Battery Ventures of Wellesley, Mass., led the insider round, with contributions from Second Avenue Partners of Seattle and Pteranodon Ventures of Las Vegas.

All three of the current round's investors backed Insitu in May 2006 with a $23 million Series C, which followed a $4 million second round from Second Avenue Partners, as well as an unspecified amount of angel funding.

Steve Sliwa, president and CEO of Insitu, said the current financing came at an increase in valuation to the third round, although he declined to specify a value.

The Bingen, Wash., startup's small aircraft can fly unmanned for up to 20 hours on about 1.4 gallons of fuel while transmitting images and video, according to the company. Various branches of the U.S. military, including the Navy, Air Force and Marine Corps, deploy the aircraft for reconnaissance and surveillance purposes. Sliwa expects the bulk of the company's business to continue to come from the military for at least five years.

Although Insitu was founded in 1991, the company had fewer than five employees until it hatched a more ambitious growth plan in 2001. A partnership with Boeing Co. of Chicago the following year spurred rapid growth. The company now has about 250 employees and is adding more.

Insitu partnered with Boeing to develop its ScanEagle product line and Fugro Airborne Surveys to develop the GeoRanger product line.

Profitable since 2005, Insitu plans to use the new capital to develop and launch its small aircraft model. Called the Integrator, the 125-pound aircraft will have a payload bay able to carry 45 pounds of scientific or communications equipment.
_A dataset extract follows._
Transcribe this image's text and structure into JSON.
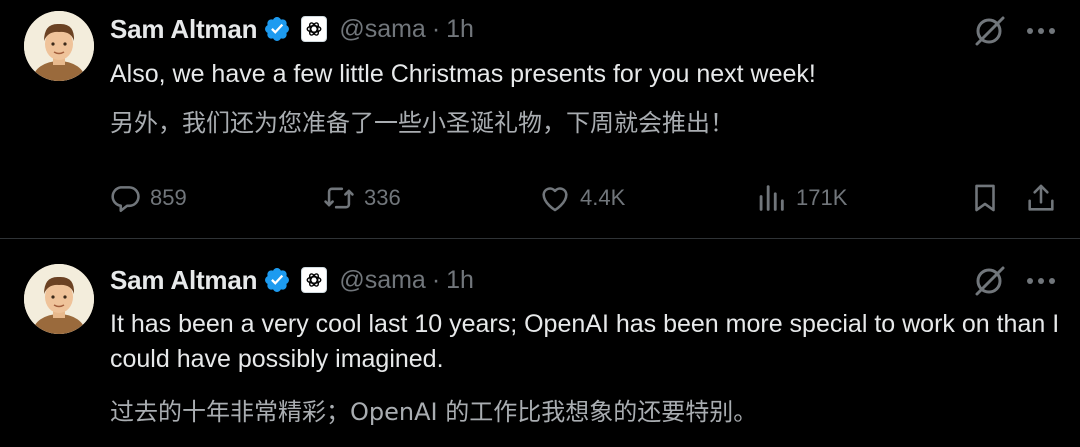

"[Integrator] is about three times the size of [ScanEagle] and has some different types of missions in mind," Sliwa said. "One of its key features is its design to carry customer payloads."

The company will also fund growth with the capital.
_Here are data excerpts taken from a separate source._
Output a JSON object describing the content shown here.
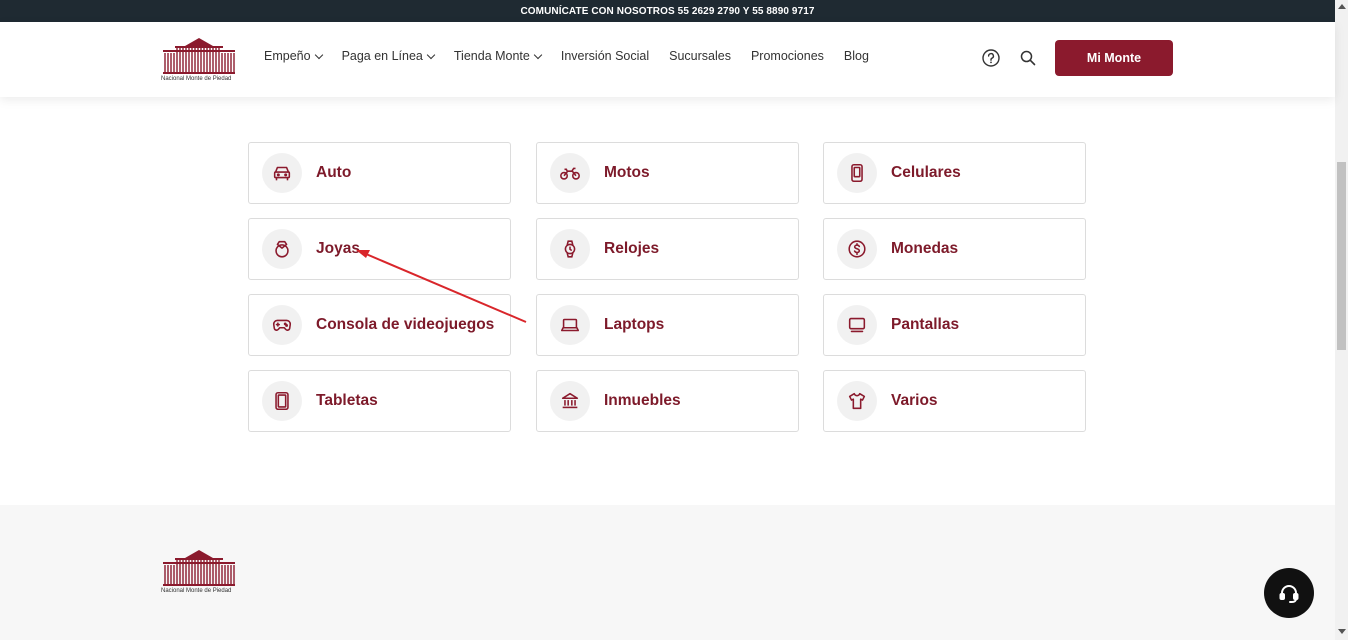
{
  "topbar": {
    "text": "COMUNÍCATE CON NOSOTROS 55 2629 2790 Y 55 8890 9717"
  },
  "header": {
    "logo_text": "Nacional Monte de Piedad",
    "nav": [
      {
        "label": "Empeño",
        "dropdown": true
      },
      {
        "label": "Paga en Línea",
        "dropdown": true
      },
      {
        "label": "Tienda Monte",
        "dropdown": true
      },
      {
        "label": "Inversión Social",
        "dropdown": false
      },
      {
        "label": "Sucursales",
        "dropdown": false
      },
      {
        "label": "Promociones",
        "dropdown": false
      },
      {
        "label": "Blog",
        "dropdown": false
      }
    ],
    "cta_label": "Mi Monte"
  },
  "categories": [
    {
      "label": "Auto",
      "icon": "car-icon"
    },
    {
      "label": "Motos",
      "icon": "motorcycle-icon"
    },
    {
      "label": "Celulares",
      "icon": "phone-icon"
    },
    {
      "label": "Joyas",
      "icon": "ring-icon"
    },
    {
      "label": "Relojes",
      "icon": "watch-icon"
    },
    {
      "label": "Monedas",
      "icon": "coin-icon"
    },
    {
      "label": "Consola de videojuegos",
      "icon": "gamepad-icon"
    },
    {
      "label": "Laptops",
      "icon": "laptop-icon"
    },
    {
      "label": "Pantallas",
      "icon": "monitor-icon"
    },
    {
      "label": "Tabletas",
      "icon": "tablet-icon"
    },
    {
      "label": "Inmuebles",
      "icon": "building-icon"
    },
    {
      "label": "Varios",
      "icon": "shirt-icon"
    }
  ],
  "footer": {
    "logo_text": "Nacional Monte de Piedad"
  },
  "colors": {
    "brand": "#8b1a2d",
    "topbar": "#1f2a32",
    "label": "#7d1a2a",
    "annotation": "#d9262b"
  }
}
"Over the last four years we've had 125% annual compound growth rate in revenues, and so that absorbs quite a bit of working capital," said Sliwa. "We're going to be a little bit above $75 million in sales, but we still have to scale up a little bit to be suitable for the public markets."
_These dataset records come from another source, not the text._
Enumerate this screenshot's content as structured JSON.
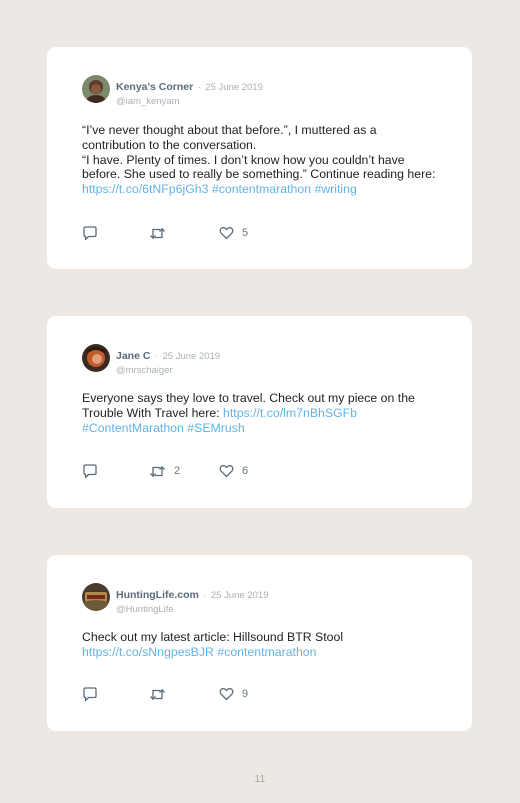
{
  "tweets": [
    {
      "author": "Kenya's Corner",
      "separator": "·",
      "date": "25 June 2019",
      "handle": "@iam_kenyam",
      "text_lines": [
        "“I’ve never thought about that before.”, I muttered as a contribution to the conversation.",
        "“I have. Plenty of times. I don’t know how you couldn’t have before. She used to really be something.” Continue reading here:"
      ],
      "links": [
        "https://t.co/6tNFp6jGh3",
        "#contentmarathon",
        "#writing"
      ],
      "retweets": "",
      "likes": "5",
      "avatar_color": "#5a3b2e"
    },
    {
      "author": "Jane C",
      "separator": "·",
      "date": "25 June 2019",
      "handle": "@mrschaiger",
      "text_lines": [
        "Everyone says they love to travel. Check out my piece on the Trouble With Travel here:"
      ],
      "links": [
        "https://t.co/lm7nBhSGFb",
        "#ContentMarathon",
        "#SEMrush"
      ],
      "retweets": "2",
      "likes": "6",
      "avatar_color": "#c25a2a"
    },
    {
      "author": "HuntingLife.com",
      "separator": "·",
      "date": "25 June 2019",
      "handle": "@HuntingLife",
      "text_lines": [
        "Check out my latest article: Hillsound BTR Stool"
      ],
      "links": [
        "https://t.co/sNngpesBJR",
        "#contentmarathon"
      ],
      "retweets": "",
      "likes": "9",
      "avatar_color": "#6b5a3a"
    }
  ],
  "page_number": "11",
  "colors": {
    "link": "#63b3e6",
    "background": "#ede8e3",
    "card": "#ffffff"
  }
}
Sliwa said the company has looked at an initial public offering, noting that "an S-1 isn't imminent, but certainly we raised the money with the idea that we'd get a good return for our investors, and there's two ways to do that, through an IPO or a merger opportunity."

Indeed, Insitu's prospects for an IPO are looking quite good. A competing company AeroVironment Inc. went public at $17 in January and has seen its shares appreciate more than 40% from the offering price.

With revenues of $173.7 million for 2007, AeroVironment is estimating that its topline will increase 20% to 25% in fiscal 2008.